Éomer platzte der Kragen von neuem.
„Jetzt spielt er auch noch den Unschuldigen! Ich wette, er hat Angst vor uns."
Mablung und Damrod schäumten vor Wut und griffen wieder zu ihren Schwertern.
„Hört auf damit!"rief jetzt auch Faramir. „Das hat doch alles keinen Zweck. Es liegt anscheinend ein großes Missverständnis vor."
„Missverständnis?" fragte Éowyn mit bitterem Lächeln. „Dieses Missverständnis ist weiblich und sehr hübsch. Denedreth hat mir heute deine Geliebte, die du eigentlich heiraten wolltest, vorgestellt."
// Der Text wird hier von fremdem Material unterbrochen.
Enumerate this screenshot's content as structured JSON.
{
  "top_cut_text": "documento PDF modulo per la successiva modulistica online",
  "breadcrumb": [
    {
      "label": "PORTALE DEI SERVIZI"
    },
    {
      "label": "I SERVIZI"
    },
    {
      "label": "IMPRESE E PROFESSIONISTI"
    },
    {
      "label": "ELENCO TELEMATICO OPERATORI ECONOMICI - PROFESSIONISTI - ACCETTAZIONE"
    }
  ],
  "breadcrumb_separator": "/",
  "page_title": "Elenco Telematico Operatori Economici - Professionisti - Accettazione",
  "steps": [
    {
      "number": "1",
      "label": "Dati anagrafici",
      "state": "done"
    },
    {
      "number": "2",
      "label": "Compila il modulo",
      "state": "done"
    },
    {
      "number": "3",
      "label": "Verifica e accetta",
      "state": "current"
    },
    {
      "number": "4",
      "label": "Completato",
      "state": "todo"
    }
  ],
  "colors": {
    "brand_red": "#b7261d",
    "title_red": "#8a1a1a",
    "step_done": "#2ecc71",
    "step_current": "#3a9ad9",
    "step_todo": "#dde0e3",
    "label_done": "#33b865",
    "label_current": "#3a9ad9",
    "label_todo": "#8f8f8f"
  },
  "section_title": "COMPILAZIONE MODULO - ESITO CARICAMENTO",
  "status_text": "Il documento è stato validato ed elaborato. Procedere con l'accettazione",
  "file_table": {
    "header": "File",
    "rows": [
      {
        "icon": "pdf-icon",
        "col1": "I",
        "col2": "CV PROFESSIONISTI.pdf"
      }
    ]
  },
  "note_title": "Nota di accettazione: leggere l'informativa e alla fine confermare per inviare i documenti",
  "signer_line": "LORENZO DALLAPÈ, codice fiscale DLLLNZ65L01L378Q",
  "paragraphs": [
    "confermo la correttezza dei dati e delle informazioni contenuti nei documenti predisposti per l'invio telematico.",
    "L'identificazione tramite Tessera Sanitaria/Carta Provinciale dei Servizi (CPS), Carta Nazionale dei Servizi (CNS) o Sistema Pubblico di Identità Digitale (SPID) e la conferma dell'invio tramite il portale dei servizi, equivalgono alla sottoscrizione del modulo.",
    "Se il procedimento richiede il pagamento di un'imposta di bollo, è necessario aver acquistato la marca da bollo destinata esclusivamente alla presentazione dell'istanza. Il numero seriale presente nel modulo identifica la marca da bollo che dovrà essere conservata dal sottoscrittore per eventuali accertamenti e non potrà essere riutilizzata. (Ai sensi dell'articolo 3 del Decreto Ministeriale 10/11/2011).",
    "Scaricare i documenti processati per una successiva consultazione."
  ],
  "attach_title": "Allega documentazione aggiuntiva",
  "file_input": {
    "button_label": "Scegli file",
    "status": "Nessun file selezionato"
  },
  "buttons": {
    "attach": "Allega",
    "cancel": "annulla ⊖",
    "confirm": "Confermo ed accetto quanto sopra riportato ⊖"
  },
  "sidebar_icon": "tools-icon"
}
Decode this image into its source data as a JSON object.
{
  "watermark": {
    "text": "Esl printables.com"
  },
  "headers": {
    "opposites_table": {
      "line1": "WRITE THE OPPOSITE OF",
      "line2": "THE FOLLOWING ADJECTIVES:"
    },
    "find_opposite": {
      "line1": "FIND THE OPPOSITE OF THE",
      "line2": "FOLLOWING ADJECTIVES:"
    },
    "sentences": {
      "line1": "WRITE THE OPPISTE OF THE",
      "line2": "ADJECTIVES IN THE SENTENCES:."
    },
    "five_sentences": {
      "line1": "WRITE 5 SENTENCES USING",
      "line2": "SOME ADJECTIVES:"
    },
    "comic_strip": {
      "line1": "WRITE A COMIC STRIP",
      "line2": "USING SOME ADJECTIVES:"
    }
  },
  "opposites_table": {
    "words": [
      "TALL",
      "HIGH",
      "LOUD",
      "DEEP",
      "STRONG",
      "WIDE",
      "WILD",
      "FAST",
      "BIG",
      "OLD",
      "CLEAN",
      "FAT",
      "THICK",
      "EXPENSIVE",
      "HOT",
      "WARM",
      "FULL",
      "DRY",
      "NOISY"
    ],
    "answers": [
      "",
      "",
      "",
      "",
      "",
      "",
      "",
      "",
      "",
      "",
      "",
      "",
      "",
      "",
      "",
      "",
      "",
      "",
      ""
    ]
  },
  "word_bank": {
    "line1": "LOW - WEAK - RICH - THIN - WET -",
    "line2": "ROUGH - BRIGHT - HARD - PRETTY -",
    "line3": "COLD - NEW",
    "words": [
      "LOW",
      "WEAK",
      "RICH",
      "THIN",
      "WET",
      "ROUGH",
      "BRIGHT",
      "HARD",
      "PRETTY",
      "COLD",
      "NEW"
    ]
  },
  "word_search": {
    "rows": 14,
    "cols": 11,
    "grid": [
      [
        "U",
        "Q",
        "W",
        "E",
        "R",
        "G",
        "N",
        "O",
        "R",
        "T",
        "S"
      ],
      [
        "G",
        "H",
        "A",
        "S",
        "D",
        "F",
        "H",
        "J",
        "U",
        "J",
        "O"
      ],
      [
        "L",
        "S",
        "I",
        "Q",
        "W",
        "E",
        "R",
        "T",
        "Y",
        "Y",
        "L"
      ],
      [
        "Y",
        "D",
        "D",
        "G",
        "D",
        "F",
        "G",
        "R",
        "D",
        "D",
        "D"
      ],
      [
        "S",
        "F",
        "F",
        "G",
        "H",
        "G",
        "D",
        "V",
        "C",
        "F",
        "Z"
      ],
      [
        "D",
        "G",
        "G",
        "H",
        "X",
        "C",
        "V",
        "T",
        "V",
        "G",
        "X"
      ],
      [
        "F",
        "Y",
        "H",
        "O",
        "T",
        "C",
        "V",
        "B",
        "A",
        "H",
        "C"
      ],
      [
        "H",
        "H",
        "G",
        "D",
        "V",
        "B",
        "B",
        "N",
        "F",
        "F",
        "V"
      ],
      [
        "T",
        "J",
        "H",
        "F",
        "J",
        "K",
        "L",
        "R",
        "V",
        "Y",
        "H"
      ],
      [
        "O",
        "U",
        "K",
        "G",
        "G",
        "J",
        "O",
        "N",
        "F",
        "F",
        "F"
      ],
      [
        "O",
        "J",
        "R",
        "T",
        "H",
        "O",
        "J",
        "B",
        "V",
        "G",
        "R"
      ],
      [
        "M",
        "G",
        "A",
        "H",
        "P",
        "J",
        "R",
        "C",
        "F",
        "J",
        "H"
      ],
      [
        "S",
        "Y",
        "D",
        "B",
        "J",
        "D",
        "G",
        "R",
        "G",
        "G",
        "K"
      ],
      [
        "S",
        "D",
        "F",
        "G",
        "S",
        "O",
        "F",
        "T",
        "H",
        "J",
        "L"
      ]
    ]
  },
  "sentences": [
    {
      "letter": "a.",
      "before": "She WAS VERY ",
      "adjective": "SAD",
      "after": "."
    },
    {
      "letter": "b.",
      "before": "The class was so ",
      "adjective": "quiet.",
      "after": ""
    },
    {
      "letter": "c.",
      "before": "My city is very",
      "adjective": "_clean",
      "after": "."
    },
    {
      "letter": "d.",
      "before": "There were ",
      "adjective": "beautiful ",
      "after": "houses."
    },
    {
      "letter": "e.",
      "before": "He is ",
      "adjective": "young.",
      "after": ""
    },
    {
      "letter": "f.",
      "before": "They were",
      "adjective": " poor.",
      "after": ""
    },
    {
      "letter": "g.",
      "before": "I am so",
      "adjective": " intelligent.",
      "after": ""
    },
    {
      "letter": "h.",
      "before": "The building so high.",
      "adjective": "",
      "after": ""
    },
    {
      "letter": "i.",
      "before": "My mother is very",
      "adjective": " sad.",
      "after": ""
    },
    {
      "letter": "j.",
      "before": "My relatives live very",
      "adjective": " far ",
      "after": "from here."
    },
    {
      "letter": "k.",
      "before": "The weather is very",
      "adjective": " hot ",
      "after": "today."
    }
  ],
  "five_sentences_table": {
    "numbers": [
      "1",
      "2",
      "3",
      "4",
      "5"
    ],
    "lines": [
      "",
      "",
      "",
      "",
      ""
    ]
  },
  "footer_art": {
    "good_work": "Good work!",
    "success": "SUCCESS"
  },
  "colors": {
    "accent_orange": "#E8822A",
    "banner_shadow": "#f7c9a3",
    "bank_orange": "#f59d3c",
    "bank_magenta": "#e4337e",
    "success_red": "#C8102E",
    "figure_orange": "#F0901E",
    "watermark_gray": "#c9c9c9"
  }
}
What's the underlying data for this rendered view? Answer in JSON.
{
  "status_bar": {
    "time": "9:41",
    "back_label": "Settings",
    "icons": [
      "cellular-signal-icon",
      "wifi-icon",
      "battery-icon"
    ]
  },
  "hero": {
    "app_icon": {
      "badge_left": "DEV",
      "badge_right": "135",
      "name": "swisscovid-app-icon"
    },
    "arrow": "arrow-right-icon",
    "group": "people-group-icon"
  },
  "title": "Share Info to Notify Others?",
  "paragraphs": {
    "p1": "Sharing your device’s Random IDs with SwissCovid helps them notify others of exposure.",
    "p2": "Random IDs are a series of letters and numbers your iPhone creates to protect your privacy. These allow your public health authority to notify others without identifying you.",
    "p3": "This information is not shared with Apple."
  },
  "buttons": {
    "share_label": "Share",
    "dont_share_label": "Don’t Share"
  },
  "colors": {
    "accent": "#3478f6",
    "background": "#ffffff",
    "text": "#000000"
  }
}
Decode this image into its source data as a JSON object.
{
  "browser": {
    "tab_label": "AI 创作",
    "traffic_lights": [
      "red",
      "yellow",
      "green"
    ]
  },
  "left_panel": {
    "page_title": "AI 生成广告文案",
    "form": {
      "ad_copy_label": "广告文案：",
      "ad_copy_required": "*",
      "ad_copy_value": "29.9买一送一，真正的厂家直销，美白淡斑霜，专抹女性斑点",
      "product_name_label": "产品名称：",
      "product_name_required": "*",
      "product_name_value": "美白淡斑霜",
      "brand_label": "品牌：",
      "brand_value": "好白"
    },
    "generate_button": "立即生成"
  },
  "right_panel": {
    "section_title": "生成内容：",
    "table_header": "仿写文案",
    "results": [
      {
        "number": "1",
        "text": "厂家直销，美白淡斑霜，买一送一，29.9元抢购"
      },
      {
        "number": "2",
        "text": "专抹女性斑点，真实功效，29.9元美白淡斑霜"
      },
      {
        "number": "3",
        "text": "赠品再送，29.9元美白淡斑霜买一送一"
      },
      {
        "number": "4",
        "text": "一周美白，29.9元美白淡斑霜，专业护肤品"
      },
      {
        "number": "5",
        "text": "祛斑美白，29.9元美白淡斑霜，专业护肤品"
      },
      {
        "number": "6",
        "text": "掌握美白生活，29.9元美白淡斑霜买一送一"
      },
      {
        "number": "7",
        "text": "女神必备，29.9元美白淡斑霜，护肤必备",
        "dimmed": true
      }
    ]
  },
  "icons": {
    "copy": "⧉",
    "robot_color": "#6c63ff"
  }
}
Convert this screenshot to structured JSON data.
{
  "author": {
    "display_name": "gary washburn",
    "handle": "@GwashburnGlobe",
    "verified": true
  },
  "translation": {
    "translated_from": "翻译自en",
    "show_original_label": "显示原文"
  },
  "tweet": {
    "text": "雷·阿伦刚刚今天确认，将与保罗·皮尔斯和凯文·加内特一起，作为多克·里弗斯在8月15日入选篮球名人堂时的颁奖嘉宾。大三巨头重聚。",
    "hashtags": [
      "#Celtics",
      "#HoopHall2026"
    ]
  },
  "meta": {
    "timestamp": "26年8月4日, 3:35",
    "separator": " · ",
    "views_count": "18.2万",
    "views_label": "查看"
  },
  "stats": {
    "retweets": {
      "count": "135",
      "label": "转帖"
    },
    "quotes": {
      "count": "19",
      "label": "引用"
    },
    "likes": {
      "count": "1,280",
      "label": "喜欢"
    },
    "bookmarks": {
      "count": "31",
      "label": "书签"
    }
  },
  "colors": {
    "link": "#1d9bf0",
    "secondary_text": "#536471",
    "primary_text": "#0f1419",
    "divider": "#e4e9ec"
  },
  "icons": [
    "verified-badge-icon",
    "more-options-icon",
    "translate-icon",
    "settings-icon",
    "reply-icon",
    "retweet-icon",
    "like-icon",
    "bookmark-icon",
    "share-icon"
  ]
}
„Denedreth!"stieß Faramir schockiert hervor. „Du glaubst das doch nicht etwa, meine liebste Éowyn?"
„Was hätte Denedreth davon, mich aus Minas Tirith wegzuekeln?"fragte Éowyn unter Tränen.
„Sollte es ihr nicht gleich sein, wen du heiratest?"
Faramir dachte fieberhaft nach, wo er diesen Namen Maegweth schon einmal gehört hatte. Anborns Tochter, schoß ihm plötzlich durch den Kopf.
„Ich kann dir das erklären, Éowyn,"sagte Faramir aufgewühlt.
„Korazir ist weg!" schrie Damrod in diesem Moment.
„Verdammt!"fluchte Faramir auf.
„Was wolltest du mir erklären?"fragte Éowyn, während ihr die Tränen in die Augen schossen.
Faramir konnte unmöglich länger mit ihr reden: wenn Korazir die Flucht gelang, war Imrahils Leben wohl entgültig verwirkt. Der Haradhrim-Häuptling durfte auf keinen Fall seine Männer erreichen. Damrod und Mablung ritten ihm bereits hinterher. Faramir durfte seine Gefährten nicht im Stich lassen.